William Edmund Stoney Jr. was born September 13, 1925 in Terre Haute, Ind., and grew up in Charleston, SC, and Brooklyn. Her father was a civil engineer who worked on the Panama Canal and her mother was a housewife. Observing her young son’s interest in flying, she once accompanied Mr. Stoney to an airfield where he flew in a plane piloted by a pioneer aviator. Clarence D. Chamberlin.
After serving in the Air Force in the Pacific during World War II, Mr. Stoney received a bachelor’s degree in aeronautical engineering from the Massachusetts Institute of Technology in 1949. He earned two master’s degrees, one in aeronautical engineering from the University of Virginia in 1951 and another in Industrial Management from MIT in 1962.
Mr. Stoney retired from NASA in 1978 and later worked in the private sector, including with RCA Corp. on advanced robotics and with Noblis, a non-profit technology company.
Mr. Stoney’s first marriage, to Roberta Beckner, ended in divorce. His second wife, Joy Scafard Stoney, died in 2016 after 51 years of marriage.

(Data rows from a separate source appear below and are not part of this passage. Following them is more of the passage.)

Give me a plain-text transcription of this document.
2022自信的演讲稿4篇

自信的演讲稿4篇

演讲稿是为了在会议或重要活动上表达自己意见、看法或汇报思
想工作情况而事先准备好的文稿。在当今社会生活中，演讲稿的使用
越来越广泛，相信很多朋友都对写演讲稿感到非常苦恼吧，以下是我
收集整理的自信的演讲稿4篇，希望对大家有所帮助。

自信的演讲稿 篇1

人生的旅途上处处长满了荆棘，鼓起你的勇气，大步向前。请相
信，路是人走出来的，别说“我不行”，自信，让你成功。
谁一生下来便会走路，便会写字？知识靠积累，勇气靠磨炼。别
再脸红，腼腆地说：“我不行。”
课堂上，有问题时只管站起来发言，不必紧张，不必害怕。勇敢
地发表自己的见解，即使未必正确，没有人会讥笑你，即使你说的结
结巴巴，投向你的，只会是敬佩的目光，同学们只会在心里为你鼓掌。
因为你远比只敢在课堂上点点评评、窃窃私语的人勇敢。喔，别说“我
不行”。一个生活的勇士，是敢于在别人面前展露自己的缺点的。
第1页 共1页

Survivors include three stepchildren from his second marriage whom he adopted, Catherine Stoney of Vienna, Va., Jeanne Stoney-Disston of Weston, Conn., and Robert Stoney of Herndon, Va.; a son from his second marriage, John Stoney of Austin; seven grandchildren; and two great-grandchildren.
Mr. Stoney had been a member of the American Society for Psychical Research since age 20 and had amassed a collection of more than 1,000 books and other materials on the paranormal and the possibility of an afterlife.